HHS HC3, Lazarus Group’un on yılı aşkın süredir Kuzey Kore’nin en aktif siber tehdit gruplarından biri olduğunu söyledi.

Grup casusluk, fikri mülkiyet hırsızlığı, mali dolandırıcılık ve jeopolitik konulara odaklanıyor. Lazarus Group, sağlık hizmetleri ve COVID aşı verilerini içeren fikri hırsızlık saldırıları da dahil olmak üzere bir dizi sektörde büyük siber operasyonların merkezinde yer alıyor.

Harekete geçmek

HHS HC3’ün sağlık sektörünün Çin, Kuzey Kore ve diğer kötü aktörlerin oluşturduğu tehditlere karşı nasıl daha iyi savunma yapabileceği ve bunları nasıl azaltabileceği konusunda uzun bir öneri listesi var.

Yeni veya tanınmayan kullanıcı hesapları için etki alanı denetleyicilerinin, sunucuların, iş istasyonlarının ve aktif dizinlerin incelenmesini içerir; verilerin düzenli olarak yedeklenmesi; ve kritik verilerin kopyalarının, verinin bulunduğu sistemden değiştirilmek veya silinmek üzere erişilebilir olmamasının sağlanması.

Diğer öneriler arasında ağ bölümlendirmesinin uygulanması ve hassas veya özel verilerin ve sunucuların birden çok kopyasının fiziksel olarak ayrı, bölümlere ayrılmış ve güvenli bir konumda tutulması ve saklanması için bir kurtarma planının olması yer alır.

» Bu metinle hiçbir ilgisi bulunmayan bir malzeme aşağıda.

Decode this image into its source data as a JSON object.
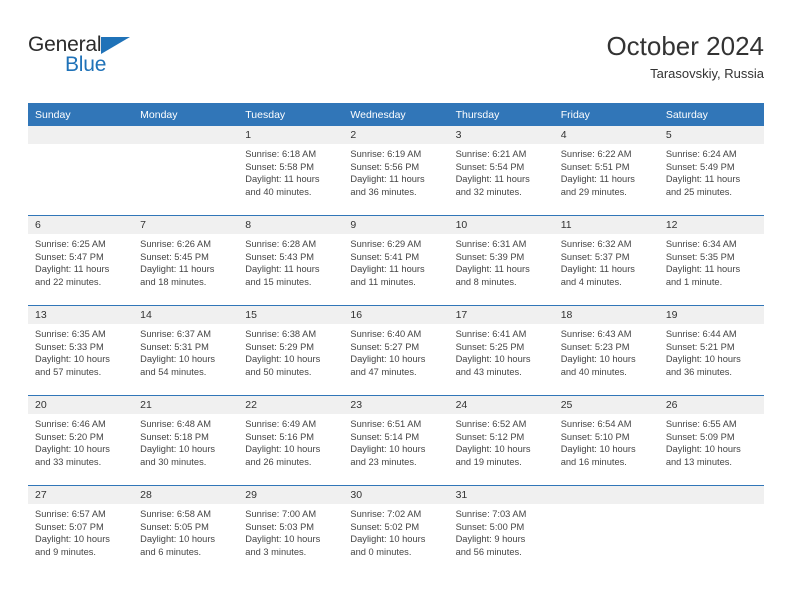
{
  "brand": {
    "name_top": "General",
    "name_bottom": "Blue",
    "accent_color": "#1f72b8"
  },
  "header": {
    "title": "October 2024",
    "location": "Tarasovskiy, Russia"
  },
  "theme": {
    "header_blue": "#3176b8",
    "daynum_strip": "#f0f0f0",
    "text": "#333333"
  },
  "calendar": {
    "weekday_headers": [
      "Sunday",
      "Monday",
      "Tuesday",
      "Wednesday",
      "Thursday",
      "Friday",
      "Saturday"
    ],
    "weeks": [
      [
        {
          "day": "",
          "lines": []
        },
        {
          "day": "",
          "lines": []
        },
        {
          "day": "1",
          "lines": [
            "Sunrise: 6:18 AM",
            "Sunset: 5:58 PM",
            "Daylight: 11 hours",
            "and 40 minutes."
          ]
        },
        {
          "day": "2",
          "lines": [
            "Sunrise: 6:19 AM",
            "Sunset: 5:56 PM",
            "Daylight: 11 hours",
            "and 36 minutes."
          ]
        },
        {
          "day": "3",
          "lines": [
            "Sunrise: 6:21 AM",
            "Sunset: 5:54 PM",
            "Daylight: 11 hours",
            "and 32 minutes."
          ]
        },
        {
          "day": "4",
          "lines": [
            "Sunrise: 6:22 AM",
            "Sunset: 5:51 PM",
            "Daylight: 11 hours",
            "and 29 minutes."
          ]
        },
        {
          "day": "5",
          "lines": [
            "Sunrise: 6:24 AM",
            "Sunset: 5:49 PM",
            "Daylight: 11 hours",
            "and 25 minutes."
          ]
        }
      ],
      [
        {
          "day": "6",
          "lines": [
            "Sunrise: 6:25 AM",
            "Sunset: 5:47 PM",
            "Daylight: 11 hours",
            "and 22 minutes."
          ]
        },
        {
          "day": "7",
          "lines": [
            "Sunrise: 6:26 AM",
            "Sunset: 5:45 PM",
            "Daylight: 11 hours",
            "and 18 minutes."
          ]
        },
        {
          "day": "8",
          "lines": [
            "Sunrise: 6:28 AM",
            "Sunset: 5:43 PM",
            "Daylight: 11 hours",
            "and 15 minutes."
          ]
        },
        {
          "day": "9",
          "lines": [
            "Sunrise: 6:29 AM",
            "Sunset: 5:41 PM",
            "Daylight: 11 hours",
            "and 11 minutes."
          ]
        },
        {
          "day": "10",
          "lines": [
            "Sunrise: 6:31 AM",
            "Sunset: 5:39 PM",
            "Daylight: 11 hours",
            "and 8 minutes."
          ]
        },
        {
          "day": "11",
          "lines": [
            "Sunrise: 6:32 AM",
            "Sunset: 5:37 PM",
            "Daylight: 11 hours",
            "and 4 minutes."
          ]
        },
        {
          "day": "12",
          "lines": [
            "Sunrise: 6:34 AM",
            "Sunset: 5:35 PM",
            "Daylight: 11 hours",
            "and 1 minute."
          ]
        }
      ],
      [
        {
          "day": "13",
          "lines": [
            "Sunrise: 6:35 AM",
            "Sunset: 5:33 PM",
            "Daylight: 10 hours",
            "and 57 minutes."
          ]
        },
        {
          "day": "14",
          "lines": [
            "Sunrise: 6:37 AM",
            "Sunset: 5:31 PM",
            "Daylight: 10 hours",
            "and 54 minutes."
          ]
        },
        {
          "day": "15",
          "lines": [
            "Sunrise: 6:38 AM",
            "Sunset: 5:29 PM",
            "Daylight: 10 hours",
            "and 50 minutes."
          ]
        },
        {
          "day": "16",
          "lines": [
            "Sunrise: 6:40 AM",
            "Sunset: 5:27 PM",
            "Daylight: 10 hours",
            "and 47 minutes."
          ]
        },
        {
          "day": "17",
          "lines": [
            "Sunrise: 6:41 AM",
            "Sunset: 5:25 PM",
            "Daylight: 10 hours",
            "and 43 minutes."
          ]
        },
        {
          "day": "18",
          "lines": [
            "Sunrise: 6:43 AM",
            "Sunset: 5:23 PM",
            "Daylight: 10 hours",
            "and 40 minutes."
          ]
        },
        {
          "day": "19",
          "lines": [
            "Sunrise: 6:44 AM",
            "Sunset: 5:21 PM",
            "Daylight: 10 hours",
            "and 36 minutes."
          ]
        }
      ],
      [
        {
          "day": "20",
          "lines": [
            "Sunrise: 6:46 AM",
            "Sunset: 5:20 PM",
            "Daylight: 10 hours",
            "and 33 minutes."
          ]
        },
        {
          "day": "21",
          "lines": [
            "Sunrise: 6:48 AM",
            "Sunset: 5:18 PM",
            "Daylight: 10 hours",
            "and 30 minutes."
          ]
        },
        {
          "day": "22",
          "lines": [
            "Sunrise: 6:49 AM",
            "Sunset: 5:16 PM",
            "Daylight: 10 hours",
            "and 26 minutes."
          ]
        },
        {
          "day": "23",
          "lines": [
            "Sunrise: 6:51 AM",
            "Sunset: 5:14 PM",
            "Daylight: 10 hours",
            "and 23 minutes."
          ]
        },
        {
          "day": "24",
          "lines": [
            "Sunrise: 6:52 AM",
            "Sunset: 5:12 PM",
            "Daylight: 10 hours",
            "and 19 minutes."
          ]
        },
        {
          "day": "25",
          "lines": [
            "Sunrise: 6:54 AM",
            "Sunset: 5:10 PM",
            "Daylight: 10 hours",
            "and 16 minutes."
          ]
        },
        {
          "day": "26",
          "lines": [
            "Sunrise: 6:55 AM",
            "Sunset: 5:09 PM",
            "Daylight: 10 hours",
            "and 13 minutes."
          ]
        }
      ],
      [
        {
          "day": "27",
          "lines": [
            "Sunrise: 6:57 AM",
            "Sunset: 5:07 PM",
            "Daylight: 10 hours",
            "and 9 minutes."
          ]
        },
        {
          "day": "28",
          "lines": [
            "Sunrise: 6:58 AM",
            "Sunset: 5:05 PM",
            "Daylight: 10 hours",
            "and 6 minutes."
          ]
        },
        {
          "day": "29",
          "lines": [
            "Sunrise: 7:00 AM",
            "Sunset: 5:03 PM",
            "Daylight: 10 hours",
            "and 3 minutes."
          ]
        },
        {
          "day": "30",
          "lines": [
            "Sunrise: 7:02 AM",
            "Sunset: 5:02 PM",
            "Daylight: 10 hours",
            "and 0 minutes."
          ]
        },
        {
          "day": "31",
          "lines": [
            "Sunrise: 7:03 AM",
            "Sunset: 5:00 PM",
            "Daylight: 9 hours",
            "and 56 minutes."
          ]
        },
        {
          "day": "",
          "lines": []
        },
        {
          "day": "",
          "lines": []
        }
      ]
    ]
  }
}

H-ISAC’tan Weiss, bilgi paylaşım topluluğuna aktif katılımın siber tehditlerin önünde kalmanın değerli bir yolu olduğunu söyledi. “Ayrıca Sağlık Endüstrisi Siber Güvenlik Uygulamaları – HICP 2023 baskısında belirtilen kontrolleri de incelemenizi öneririm. Bu belge harika çünkü büyük, orta ve küçük ölçekli işletmelerin ihtiyaçlarını karşılayacak şekilde tasarlandı.”

Diğer Hususlar

HHS HC3’ün raporunda vurgulanan tehditlere ek olarak Weiss, sağlık ve kamu sektörü kuruluşlarına Rusya ve Çin’den gelen dezenformasyon kampanyalarını yakından takip etmelerini tavsiye etti.

“Çinli nüfuz sahipleri, Maui’deki yıkıcı yangınların sorumlusu olarak ABD hükümetinin gizli bir silahını suçlayan sosyal medya kampanyaları başlattı. ‘Yanlış’ ve ‘yanlış’ bilgiler, halk aşılar hakkında güvenilmez bilgileri kabul ettiğinde, güvenli ve etkili sağlık hizmeti sağlama yeteneğini olumsuz yönde etkileyebilir. ve tıbbi prosedürler gerçektir” dedi.